December 16, 2020

3. The Avalanche / Owen

The Avalanche

We are fragile and hopeful and wounded.  We just need to be heard sometimes.  And when we do, we pray someone is listening.  On Mike Kinsella's 10th and best solo album (always as Owen), he shares deeply personal struggles related to sobriety, divorce, and self-defeat.  He laid bare his soul and augmented my own in 2020, over and over again.

After deep diving in American Football (Kinsella's seminal emo band) during quarantine, it was another boon when he quietly released The Avalanche in June.  His life appears tattered on the record, but there are breaches to repair, maybe, as his shimmering guitar and resonant voice carry the hope of reclamation.  Recorded in Bon Iver’s Wisconsin studio with member/producer Sean Carey at the helm, the production introduces subtle pedal steel guitars, strings, and electronic sounds to the mix, accentuating one of the most gorgeously sad records of recent memory.

It’s hard to call The Avalanche a confessional record when Kinsella has long exposed his fault lines.  But something here is honest and heartbreaking in unmistakably 2020 ways, resulting in a vulnerability that is transgressive and captivating.  “New Muse” is one of the year’s best tracks, with beautiful sweeps of guitars and backing vocals that ache with self-doubt and plead for renewal.  Dear Lord, he sings, let me be anything but bored or in love.  After the sorrow of parting, he needs a new muse: if she sings for me, I'll sing for you.

On “Dead for Days,” Kinsella describes his father’s death from a head injury—likely due to inebriation—and poignantly worries he could meet the same fate: “Tell my Mom she was right all along / And tell my kids this is where my head hit.”  It is sobering speculation.  As the song cracks open parallels, he warily acknowledges he will try a different path from his father: “This is what a life in flux looks like / I ain’t got a bed to rest my head / This is how I hide from a guilt that won’t subside / I ain’t got a good reason for leaving."

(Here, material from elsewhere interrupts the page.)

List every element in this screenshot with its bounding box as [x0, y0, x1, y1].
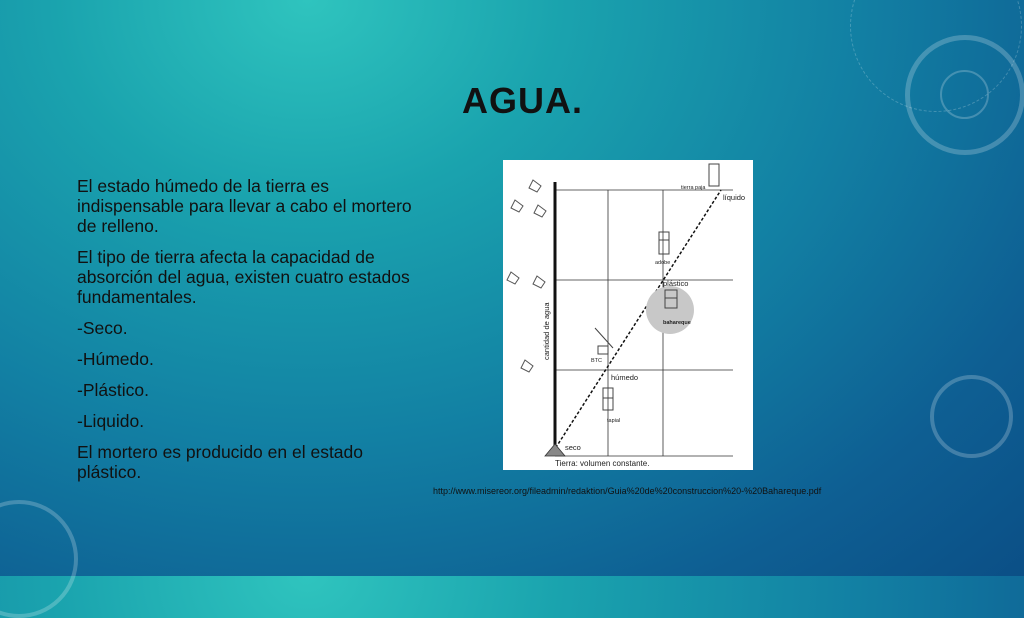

On with the Show” throttles like an American Football track, its intricate guitarwork supporting Kinsella as he liberates himself in ironic self-pity: “This is the role I was born to fake / a crucified villain, middle aged / I memorized my lines / and taught myself to cry / On with the show!”  Though a reputation for screwing up precedes him, he is willing to perform with unvarnished gusto.

Sitting in the album's heavy center, “The Contours" ruminates over his recent divorce and cuts deep with self-deprecation.  “I’m in therapy / She’s in therapy / Turns out all the answers / Are just questions / For next week’s session.”  As the song closes, ambient swells of noise grow still and he cannot let go: “Do you mind if I stare? / Or if I put my hands here? / Can I call you mine? / For one more night?”  It is devastating and moving songcraft, which is what Kinsella keeps getting right, year after year.

It is often a strange aesthetic truth: the more specific, the more universal.  The Avalanche hit me hard and buoyed me up at the same time.  Kinsella's problems are not my own; however, by sharing his inner world in such painstaking candor--alongside his stunning musicianship--it unlocks empathy and understanding and resolve.  He sings, we listen, muses together.